The electron energy in hydrogen atom is given by `E_(n)=(-2.18xx10^(-18))//n^(2)J`. Calculate the energy required to remove an electron completely from the `n=2` orbit. What is the longest wavelength of light in cm that can be used to cause this transition?

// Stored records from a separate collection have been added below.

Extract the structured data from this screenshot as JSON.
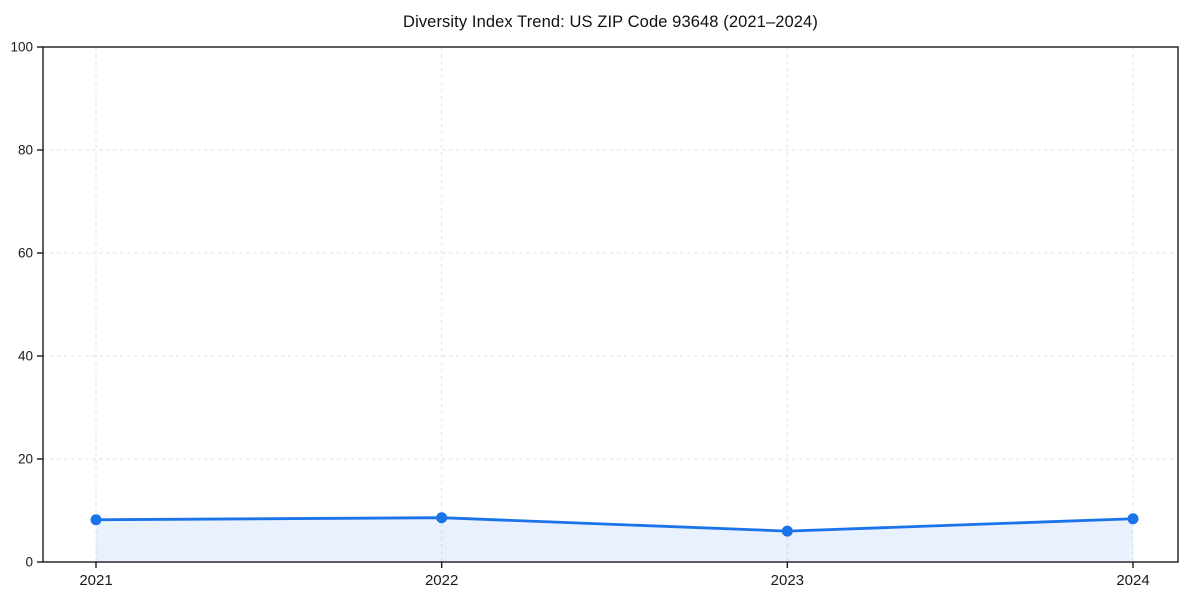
{
  "page": {
    "background": "#ffffff"
  },
  "chart_data": {
    "type": "line",
    "title": "Diversity Index Trend: US ZIP Code 93648 (2021–2024)",
    "categories": [
      "2021",
      "2022",
      "2023",
      "2024"
    ],
    "series": [
      {
        "name": "Diversity Index",
        "values": [
          8.2,
          8.6,
          6.0,
          8.4
        ]
      }
    ],
    "xlabel": "",
    "ylabel": "",
    "ylim": [
      0,
      100
    ],
    "yticks": [
      0,
      20,
      40,
      60,
      80,
      100
    ],
    "grid": true,
    "grid_style": "dashed",
    "legend_position": "none",
    "marker": "circle",
    "colors": {
      "line": "#1a73e8",
      "marker": "#1a73e8",
      "area_fill": "#1a73e8",
      "area_opacity": 0.1,
      "gridline": "#e2e2e2",
      "axis": "#1a1a1a",
      "text": "#1a1a1a"
    }
  }
}
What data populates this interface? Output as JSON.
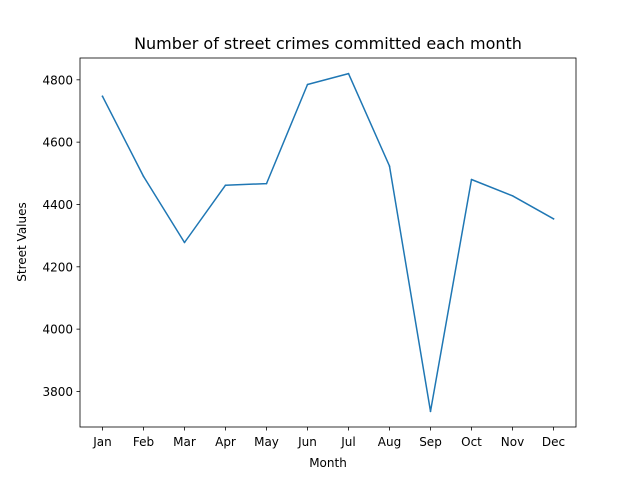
{
  "chart_data": {
    "type": "line",
    "title": "Number of street crimes committed each month",
    "xlabel": "Month",
    "ylabel": "Street Values",
    "categories": [
      "Jan",
      "Feb",
      "Mar",
      "Apr",
      "May",
      "Jun",
      "Jul",
      "Aug",
      "Sep",
      "Oct",
      "Nov",
      "Dec"
    ],
    "series": [
      {
        "values": [
          4747,
          4490,
          4278,
          4462,
          4467,
          4785,
          4820,
          4523,
          3736,
          4480,
          4428,
          4354
        ]
      }
    ],
    "ylim": [
      3686,
      4870
    ],
    "yticks": [
      3800,
      4000,
      4200,
      4400,
      4600,
      4800
    ],
    "grid": false,
    "colors": {
      "line": "#1f77b4"
    }
  }
}
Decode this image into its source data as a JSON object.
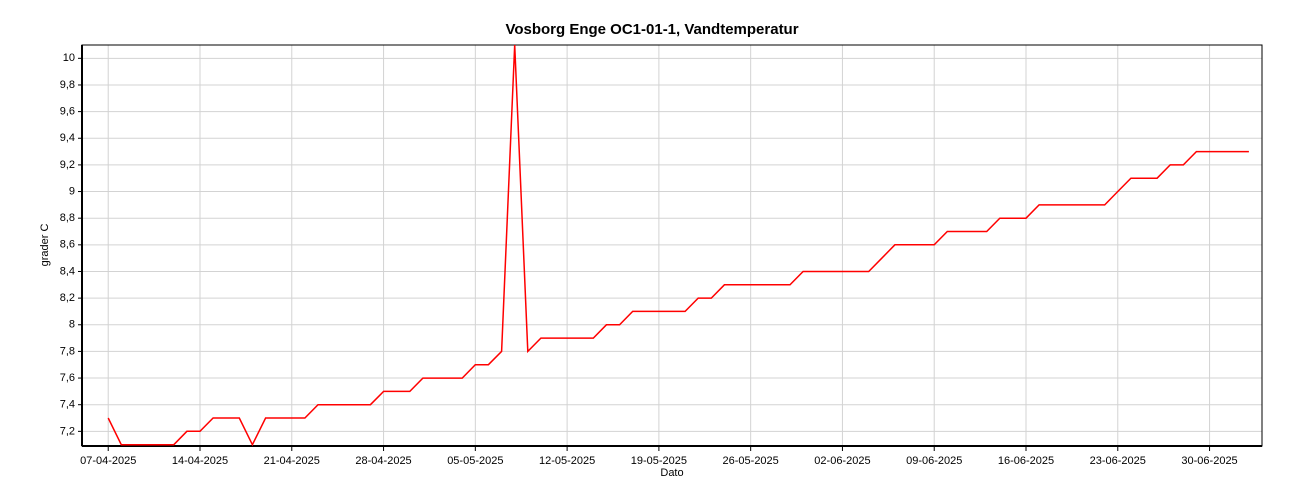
{
  "chart_data": {
    "type": "line",
    "title": "Vosborg Enge OC1-01-1, Vandtemperatur",
    "xlabel": "Dato",
    "ylabel": "grader C",
    "x": [
      "07-04-2025",
      "08-04-2025",
      "09-04-2025",
      "10-04-2025",
      "11-04-2025",
      "12-04-2025",
      "13-04-2025",
      "14-04-2025",
      "15-04-2025",
      "16-04-2025",
      "17-04-2025",
      "18-04-2025",
      "19-04-2025",
      "20-04-2025",
      "21-04-2025",
      "22-04-2025",
      "23-04-2025",
      "24-04-2025",
      "25-04-2025",
      "26-04-2025",
      "27-04-2025",
      "28-04-2025",
      "29-04-2025",
      "30-04-2025",
      "01-05-2025",
      "02-05-2025",
      "03-05-2025",
      "04-05-2025",
      "05-05-2025",
      "06-05-2025",
      "07-05-2025",
      "08-05-2025",
      "09-05-2025",
      "10-05-2025",
      "11-05-2025",
      "12-05-2025",
      "13-05-2025",
      "14-05-2025",
      "15-05-2025",
      "16-05-2025",
      "17-05-2025",
      "18-05-2025",
      "19-05-2025",
      "20-05-2025",
      "21-05-2025",
      "22-05-2025",
      "23-05-2025",
      "24-05-2025",
      "25-05-2025",
      "26-05-2025",
      "27-05-2025",
      "28-05-2025",
      "29-05-2025",
      "30-05-2025",
      "31-05-2025",
      "01-06-2025",
      "02-06-2025",
      "03-06-2025",
      "04-06-2025",
      "05-06-2025",
      "06-06-2025",
      "07-06-2025",
      "08-06-2025",
      "09-06-2025",
      "10-06-2025",
      "11-06-2025",
      "12-06-2025",
      "13-06-2025",
      "14-06-2025",
      "15-06-2025",
      "16-06-2025",
      "17-06-2025",
      "18-06-2025",
      "19-06-2025",
      "20-06-2025",
      "21-06-2025",
      "22-06-2025",
      "23-06-2025",
      "24-06-2025",
      "25-06-2025",
      "26-06-2025",
      "27-06-2025",
      "28-06-2025",
      "29-06-2025",
      "30-06-2025",
      "01-07-2025",
      "02-07-2025",
      "03-07-2025"
    ],
    "series": [
      {
        "color": "#ff0000",
        "values": [
          7.3,
          7.1,
          7.1,
          7.1,
          7.1,
          7.1,
          7.2,
          7.2,
          7.3,
          7.3,
          7.3,
          7.1,
          7.3,
          7.3,
          7.3,
          7.3,
          7.4,
          7.4,
          7.4,
          7.4,
          7.4,
          7.5,
          7.5,
          7.5,
          7.6,
          7.6,
          7.6,
          7.6,
          7.7,
          7.7,
          7.8,
          10.1,
          7.8,
          7.9,
          7.9,
          7.9,
          7.9,
          7.9,
          8.0,
          8.0,
          8.1,
          8.1,
          8.1,
          8.1,
          8.1,
          8.2,
          8.2,
          8.3,
          8.3,
          8.3,
          8.3,
          8.3,
          8.3,
          8.4,
          8.4,
          8.4,
          8.4,
          8.4,
          8.4,
          8.5,
          8.6,
          8.6,
          8.6,
          8.6,
          8.7,
          8.7,
          8.7,
          8.7,
          8.8,
          8.8,
          8.8,
          8.9,
          8.9,
          8.9,
          8.9,
          8.9,
          8.9,
          9.0,
          9.1,
          9.1,
          9.1,
          9.2,
          9.2,
          9.3,
          9.3,
          9.3,
          9.3,
          9.3
        ]
      }
    ],
    "xlim": [
      "05-04-2025",
      "04-07-2025"
    ],
    "xticks": [
      "07-04-2025",
      "14-04-2025",
      "21-04-2025",
      "28-04-2025",
      "05-05-2025",
      "12-05-2025",
      "19-05-2025",
      "26-05-2025",
      "02-06-2025",
      "09-06-2025",
      "16-06-2025",
      "23-06-2025",
      "30-06-2025"
    ],
    "ylim": [
      7.09,
      10.1
    ],
    "yticks": [
      {
        "value": 7.2,
        "label": "7,2"
      },
      {
        "value": 7.4,
        "label": "7,4"
      },
      {
        "value": 7.6,
        "label": "7,6"
      },
      {
        "value": 7.8,
        "label": "7,8"
      },
      8,
      {
        "value": 8.2,
        "label": "8,2"
      },
      {
        "value": 8.4,
        "label": "8,4"
      },
      {
        "value": 8.6,
        "label": "8,6"
      },
      {
        "value": 8.8,
        "label": "8,8"
      },
      9,
      {
        "value": 9.2,
        "label": "9,2"
      },
      {
        "value": 9.4,
        "label": "9,4"
      },
      {
        "value": 9.6,
        "label": "9,6"
      },
      {
        "value": 9.8,
        "label": "9,8"
      },
      10
    ],
    "grid": true
  }
}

`E=-(21.7xx10^(-12))/(n^2)erg`
Electron energy in the 2nd orbit, i.e., n=2,
`E_(2)=-(21.7xx10^(-12))/(2^(2))erg=-5.425xx10^(-12)erg`
and `E_(infty)=0`
`DeltaE=` Change in energy `=E_(infty)-E_(2)=5.425xx10^(-12)erg`
Thus, energy required to remove an electron from 2 nd orbit
`=5.425xx10^(-12)erg`
According to quantum equation,
`DeltaE=h.(c)/(lamda)`
or `lamda=(hv)/(DeltaE)`
`(h=6.625xx10^(-27)erg-sec,c=3xx10^(10)cm//sec)`
and `DeltaE=5.425xx10^(-12)erg`
So, `lamda=((6.625xx10^(-27))xx(3xx10^(10)))/(5.425xx10^(-12))`
`=3.7xx10^(-5)cm`
Thus, the longest wavelength of light that can cause this transition is `3.7xx10^(-5)cm`.